If you die without a will, trust, or estate plan—referred to as dying intestate—your property will be distributed according to the laws of intestate succession of the state where you resided at your death. Your loved ones will have to petition the probate court to have a personal representative named to administer your estate. In California, your property will be distributed partly to your spouse or registered domestic partner, and partly to your children and other relatives in a priority prescribed by law. If you do not have a spouse, registered domestic partner, or living relatives, your property goes to the State of California. Your friends, unregistered domestic partner, and favorite charities will receive nothing.

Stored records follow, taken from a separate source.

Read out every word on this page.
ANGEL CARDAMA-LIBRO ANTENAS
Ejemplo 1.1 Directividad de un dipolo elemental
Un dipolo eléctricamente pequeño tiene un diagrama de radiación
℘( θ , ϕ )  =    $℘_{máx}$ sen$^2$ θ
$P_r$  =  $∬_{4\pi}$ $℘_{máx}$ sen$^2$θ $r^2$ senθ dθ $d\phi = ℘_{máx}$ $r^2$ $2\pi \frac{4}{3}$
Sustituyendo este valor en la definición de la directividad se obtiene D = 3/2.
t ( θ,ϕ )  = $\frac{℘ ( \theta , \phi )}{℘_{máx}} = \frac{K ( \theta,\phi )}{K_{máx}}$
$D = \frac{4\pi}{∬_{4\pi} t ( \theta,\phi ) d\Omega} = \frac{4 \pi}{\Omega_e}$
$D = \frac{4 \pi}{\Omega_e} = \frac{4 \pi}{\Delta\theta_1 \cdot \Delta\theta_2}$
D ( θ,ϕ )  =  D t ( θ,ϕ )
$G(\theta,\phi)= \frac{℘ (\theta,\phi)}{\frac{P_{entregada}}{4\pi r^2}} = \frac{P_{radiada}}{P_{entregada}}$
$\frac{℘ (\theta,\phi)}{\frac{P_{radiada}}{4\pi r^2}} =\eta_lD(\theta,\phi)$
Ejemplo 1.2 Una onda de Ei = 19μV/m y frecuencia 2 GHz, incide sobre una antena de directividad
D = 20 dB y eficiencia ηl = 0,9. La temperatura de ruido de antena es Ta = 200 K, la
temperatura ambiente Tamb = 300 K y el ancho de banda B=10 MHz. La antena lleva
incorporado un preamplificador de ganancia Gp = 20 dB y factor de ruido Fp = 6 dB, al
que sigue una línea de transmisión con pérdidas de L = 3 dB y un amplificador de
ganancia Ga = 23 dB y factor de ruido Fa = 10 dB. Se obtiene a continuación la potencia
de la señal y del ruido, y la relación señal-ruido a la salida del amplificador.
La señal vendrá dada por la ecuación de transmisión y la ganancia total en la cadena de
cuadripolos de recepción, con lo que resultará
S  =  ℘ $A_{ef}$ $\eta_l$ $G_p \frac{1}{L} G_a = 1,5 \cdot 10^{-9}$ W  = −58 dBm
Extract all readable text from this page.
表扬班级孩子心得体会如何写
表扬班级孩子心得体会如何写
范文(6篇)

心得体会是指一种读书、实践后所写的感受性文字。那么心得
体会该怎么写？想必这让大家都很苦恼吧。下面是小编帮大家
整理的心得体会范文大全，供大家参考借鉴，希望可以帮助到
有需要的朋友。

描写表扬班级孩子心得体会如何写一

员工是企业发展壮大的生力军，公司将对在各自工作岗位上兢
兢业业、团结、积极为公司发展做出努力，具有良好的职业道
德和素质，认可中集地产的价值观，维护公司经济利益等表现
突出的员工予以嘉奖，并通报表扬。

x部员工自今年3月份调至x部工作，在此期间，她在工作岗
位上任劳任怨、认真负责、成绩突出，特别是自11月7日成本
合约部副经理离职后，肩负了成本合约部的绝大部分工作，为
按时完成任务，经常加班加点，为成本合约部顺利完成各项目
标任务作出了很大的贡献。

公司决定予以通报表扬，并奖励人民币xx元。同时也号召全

Having a carefully structured estate plan, can help protect your estate from unnecessary estate taxes. It can also avoid having your estate go through probate after your death. In California, any estate with more than $150,000 in assets is required to go through the probate process, which is a public process through which the probate court oversees administration and distribution of estates. A good estate plan can structure your estate to avoid probate completely. The details about your estate are kept private, and the probate court does not become involved in distribution of your estate. Avoiding probate saves on expenses and time. Your heirs will be able to receive their distributions from the estate more quickly, and there will be more assets to distribute because of the tax and expense savings.
A good estate plan also includes documents like durable powers of attorney and advance healthcare directives, which designate the individual or institution that will take care of you and your finances in the event you become incapacitated during your lifetime.